Skyfall was a well-made action-drama with an appreciation for character depth and some breathtaking visuals. It had the requisite tense and frenetic opening scene, the insane and frightening and slightly gay evil mastermind, and several nail-biting moments along the way.
The 50th Anniversary of Bond films was recognized almost aggressively during the course of the movie, with a handful of references, icons and characters from past films. They were made in ways that winked to the knowledge of those in the know without confusing or losing relative newbies to the Bond brand.
Skyfall earned a 91% rating on Rotten Tomatoes, with an overwhelming number of critics gushing about the film.
So why did I walk out of the theater feeling disappointed? First I was disappointed, and then I was mad at myself for being so damn picky.
Same thing happened in The Dark Knight Rises. I’d built up the (mostly justifiable) belief that Christopher Nolan could do no wrong, was as close to infallible as a modern-era director has ever been, taking each uptick in budget and scope and never seeming to bat an eye at the challenge.
Such is the natural course of things, the unfair road of time and experience. At no point in the journey can we go backward. Worse, there comes a point in that road where the reward for honing one’s tastes and opinions feels vastly more like a punishment, like an overexposure.
Few of life’s pleasures -- and fewer still of its vices -- are immune from this effect. We either need more of it to give us the same level of pleasure, or we get pickier about the quality. From Keystone Light to high-end craft porters and stouts. From Franzia (preferably not up the butt) to aged merlot.
As a kid, I thought The Cat From Outer Space was a funny movie. Hilarious, in fact.
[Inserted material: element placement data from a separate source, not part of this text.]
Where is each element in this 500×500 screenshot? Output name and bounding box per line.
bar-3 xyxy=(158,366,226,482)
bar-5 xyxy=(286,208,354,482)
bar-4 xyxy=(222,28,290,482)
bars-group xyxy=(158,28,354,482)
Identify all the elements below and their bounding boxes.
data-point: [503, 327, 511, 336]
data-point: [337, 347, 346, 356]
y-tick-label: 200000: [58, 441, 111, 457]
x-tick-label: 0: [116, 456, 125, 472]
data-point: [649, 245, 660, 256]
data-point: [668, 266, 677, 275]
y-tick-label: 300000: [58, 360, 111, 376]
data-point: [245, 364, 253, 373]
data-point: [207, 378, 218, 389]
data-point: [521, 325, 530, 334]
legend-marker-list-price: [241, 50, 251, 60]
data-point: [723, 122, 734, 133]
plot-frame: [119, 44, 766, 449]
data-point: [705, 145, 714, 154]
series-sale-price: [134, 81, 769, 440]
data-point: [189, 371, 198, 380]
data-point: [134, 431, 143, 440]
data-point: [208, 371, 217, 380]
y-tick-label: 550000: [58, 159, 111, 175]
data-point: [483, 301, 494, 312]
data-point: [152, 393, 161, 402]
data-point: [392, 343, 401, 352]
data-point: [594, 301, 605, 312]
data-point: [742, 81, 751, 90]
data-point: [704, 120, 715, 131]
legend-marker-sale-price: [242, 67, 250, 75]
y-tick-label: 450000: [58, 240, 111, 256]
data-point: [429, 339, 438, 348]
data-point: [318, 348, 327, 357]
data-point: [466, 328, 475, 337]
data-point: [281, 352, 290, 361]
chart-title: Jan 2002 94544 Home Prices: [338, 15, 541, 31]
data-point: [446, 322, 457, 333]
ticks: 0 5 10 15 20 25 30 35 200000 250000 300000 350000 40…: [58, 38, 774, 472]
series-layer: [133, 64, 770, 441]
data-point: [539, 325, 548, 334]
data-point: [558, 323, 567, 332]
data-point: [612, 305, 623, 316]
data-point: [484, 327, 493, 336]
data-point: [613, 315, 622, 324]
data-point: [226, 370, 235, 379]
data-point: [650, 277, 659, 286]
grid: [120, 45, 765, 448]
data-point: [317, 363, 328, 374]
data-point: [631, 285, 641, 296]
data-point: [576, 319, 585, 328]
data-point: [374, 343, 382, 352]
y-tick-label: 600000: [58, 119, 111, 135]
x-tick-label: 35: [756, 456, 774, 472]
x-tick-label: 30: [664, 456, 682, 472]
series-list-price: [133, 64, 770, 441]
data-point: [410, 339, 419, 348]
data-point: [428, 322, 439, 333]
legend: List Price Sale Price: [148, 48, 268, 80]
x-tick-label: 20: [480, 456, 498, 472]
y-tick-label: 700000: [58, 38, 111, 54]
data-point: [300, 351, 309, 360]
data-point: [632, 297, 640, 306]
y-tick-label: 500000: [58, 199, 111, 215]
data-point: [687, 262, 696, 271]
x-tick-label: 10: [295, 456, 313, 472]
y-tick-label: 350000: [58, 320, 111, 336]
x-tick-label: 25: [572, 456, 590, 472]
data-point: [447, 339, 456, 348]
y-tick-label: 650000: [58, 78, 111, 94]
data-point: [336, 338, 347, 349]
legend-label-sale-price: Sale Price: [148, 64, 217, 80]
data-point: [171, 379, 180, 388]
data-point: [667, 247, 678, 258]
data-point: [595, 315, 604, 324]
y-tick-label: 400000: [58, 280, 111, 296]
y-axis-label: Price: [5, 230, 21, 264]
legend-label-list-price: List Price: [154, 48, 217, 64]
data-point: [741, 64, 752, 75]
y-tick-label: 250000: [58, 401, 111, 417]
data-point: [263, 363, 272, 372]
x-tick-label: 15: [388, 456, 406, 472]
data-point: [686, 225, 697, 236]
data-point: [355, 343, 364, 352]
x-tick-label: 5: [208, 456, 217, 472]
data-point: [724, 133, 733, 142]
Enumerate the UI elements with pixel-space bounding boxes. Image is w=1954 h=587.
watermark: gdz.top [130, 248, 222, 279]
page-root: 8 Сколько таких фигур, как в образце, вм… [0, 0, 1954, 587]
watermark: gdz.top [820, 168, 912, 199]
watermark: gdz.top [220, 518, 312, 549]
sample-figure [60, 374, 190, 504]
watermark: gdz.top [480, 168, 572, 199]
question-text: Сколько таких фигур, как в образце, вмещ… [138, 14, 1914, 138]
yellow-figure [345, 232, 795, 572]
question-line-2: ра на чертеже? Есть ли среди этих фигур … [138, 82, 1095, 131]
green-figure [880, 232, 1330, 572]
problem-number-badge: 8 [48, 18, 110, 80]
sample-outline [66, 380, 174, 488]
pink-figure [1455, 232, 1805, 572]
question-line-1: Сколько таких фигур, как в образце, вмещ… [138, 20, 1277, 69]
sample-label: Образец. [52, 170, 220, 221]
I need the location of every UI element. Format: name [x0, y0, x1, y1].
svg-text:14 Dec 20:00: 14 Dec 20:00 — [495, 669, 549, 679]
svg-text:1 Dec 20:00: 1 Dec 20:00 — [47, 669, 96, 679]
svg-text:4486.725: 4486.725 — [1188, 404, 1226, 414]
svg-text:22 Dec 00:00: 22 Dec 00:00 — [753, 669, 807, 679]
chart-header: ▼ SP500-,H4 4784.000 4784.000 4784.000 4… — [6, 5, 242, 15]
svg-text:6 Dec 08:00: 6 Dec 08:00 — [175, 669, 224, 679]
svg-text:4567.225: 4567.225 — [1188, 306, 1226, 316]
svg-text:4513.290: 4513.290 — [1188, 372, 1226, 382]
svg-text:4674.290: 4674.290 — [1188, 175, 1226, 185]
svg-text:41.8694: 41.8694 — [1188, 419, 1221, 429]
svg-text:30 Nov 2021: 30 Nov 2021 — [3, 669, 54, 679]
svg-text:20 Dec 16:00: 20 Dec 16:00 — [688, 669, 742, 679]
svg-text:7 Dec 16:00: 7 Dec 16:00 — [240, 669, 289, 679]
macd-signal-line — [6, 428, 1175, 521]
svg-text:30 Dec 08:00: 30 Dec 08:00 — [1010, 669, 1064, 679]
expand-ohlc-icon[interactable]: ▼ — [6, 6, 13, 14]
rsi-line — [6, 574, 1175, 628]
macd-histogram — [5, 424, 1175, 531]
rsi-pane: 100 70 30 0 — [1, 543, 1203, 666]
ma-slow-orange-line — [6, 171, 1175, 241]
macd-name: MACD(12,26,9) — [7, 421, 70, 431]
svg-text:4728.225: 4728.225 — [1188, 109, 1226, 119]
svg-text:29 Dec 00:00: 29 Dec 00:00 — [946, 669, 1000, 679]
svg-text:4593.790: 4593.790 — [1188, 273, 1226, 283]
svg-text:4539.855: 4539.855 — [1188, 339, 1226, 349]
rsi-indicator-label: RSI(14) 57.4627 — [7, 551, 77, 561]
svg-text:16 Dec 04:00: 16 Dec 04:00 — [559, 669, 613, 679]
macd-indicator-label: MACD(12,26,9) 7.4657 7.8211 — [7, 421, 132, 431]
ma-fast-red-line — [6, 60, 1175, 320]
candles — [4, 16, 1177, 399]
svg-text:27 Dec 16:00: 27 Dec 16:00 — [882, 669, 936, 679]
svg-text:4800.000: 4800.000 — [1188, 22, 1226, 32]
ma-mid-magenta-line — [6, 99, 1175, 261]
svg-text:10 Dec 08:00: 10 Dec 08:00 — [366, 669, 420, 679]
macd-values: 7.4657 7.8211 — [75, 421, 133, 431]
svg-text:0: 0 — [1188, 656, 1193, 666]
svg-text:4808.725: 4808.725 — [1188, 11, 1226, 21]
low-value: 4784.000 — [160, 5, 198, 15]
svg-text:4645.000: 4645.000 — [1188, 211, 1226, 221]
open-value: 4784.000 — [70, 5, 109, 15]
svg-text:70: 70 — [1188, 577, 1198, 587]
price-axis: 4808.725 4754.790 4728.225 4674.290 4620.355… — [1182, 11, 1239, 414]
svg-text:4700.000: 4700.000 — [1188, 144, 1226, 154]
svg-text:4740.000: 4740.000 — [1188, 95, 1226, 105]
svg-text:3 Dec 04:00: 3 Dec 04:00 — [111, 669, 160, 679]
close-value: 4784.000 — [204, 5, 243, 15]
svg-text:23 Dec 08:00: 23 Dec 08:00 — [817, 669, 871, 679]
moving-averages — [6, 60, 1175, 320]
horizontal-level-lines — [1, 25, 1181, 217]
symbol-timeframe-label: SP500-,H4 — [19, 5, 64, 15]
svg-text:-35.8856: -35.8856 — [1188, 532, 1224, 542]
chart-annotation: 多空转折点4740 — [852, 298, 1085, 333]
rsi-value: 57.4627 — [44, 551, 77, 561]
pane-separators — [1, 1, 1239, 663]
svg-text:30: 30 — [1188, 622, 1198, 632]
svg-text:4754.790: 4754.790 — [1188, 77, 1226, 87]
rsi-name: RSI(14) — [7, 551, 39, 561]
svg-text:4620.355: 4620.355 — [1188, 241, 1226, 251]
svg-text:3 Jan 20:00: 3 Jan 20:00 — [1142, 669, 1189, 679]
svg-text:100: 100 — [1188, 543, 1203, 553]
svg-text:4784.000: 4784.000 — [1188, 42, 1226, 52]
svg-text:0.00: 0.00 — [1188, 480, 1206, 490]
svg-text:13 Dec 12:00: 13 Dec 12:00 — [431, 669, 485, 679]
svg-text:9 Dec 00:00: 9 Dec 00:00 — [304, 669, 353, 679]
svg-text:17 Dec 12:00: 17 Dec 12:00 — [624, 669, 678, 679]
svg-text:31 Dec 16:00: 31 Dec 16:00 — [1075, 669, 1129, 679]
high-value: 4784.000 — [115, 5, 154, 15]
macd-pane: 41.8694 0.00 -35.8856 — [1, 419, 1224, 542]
I recorded and watched the Gawd-awful Runaway starring Tom Selleck and Gene Simmons and Looker with Albert Finney (Albert &#@*^ FINNEY!!) over until my eyes practically bled. Far more than half the movies I thought deserved immortality back when I was a kid and a teenager feel beyond torpid to me now. I’d be ashamed of my tastes if I didn’t have a semi-fair sense of my childhood and younger tastes.
When I was 23 and living alone, pinching pennies in a small town, I bided time reading and renting movies from a place that offered “3 for $1.” The selection wasn’t dreamy, but I didn’t care if it ate time while I munched on ham sandwiches or angel hair pasta. Even the crappy movies were tolerable (I’m talking to you, Cutthroat Island!).
Lately, it’s getting tougher to predict my own pop culture tastes, although they’re certainly getting more refined. The sheen of major network TV is getting tougher to enjoy, and the various series feel like the TV equivalent of Britney Spears or One Direction. Once in a while, I’ll give something from the major networks a try and quickly overdose on the sugar rush and the ridiculous level of predictability.
While I can’t trumpet The Walking Dead for it’s plot or acting quality (because both often suck), there’s something deliciously gritty and rebellious about it, the TV version of The White Stripes or Sebadoh. While I can’t dare claim Pandorum was as good a flick as Skyfall, it mined a particularly appealing topic for me -- sci-fi post-apocalyptic zombie mutant movies with lesser-known actors I love (Ben Foster)!! -- and therefore gives me a different kind of joy.
So, dear reader, is it just me? Have you found your tastes mutating or getting pickier as you age? Or do you still love a good episode of Beavis and Butthead?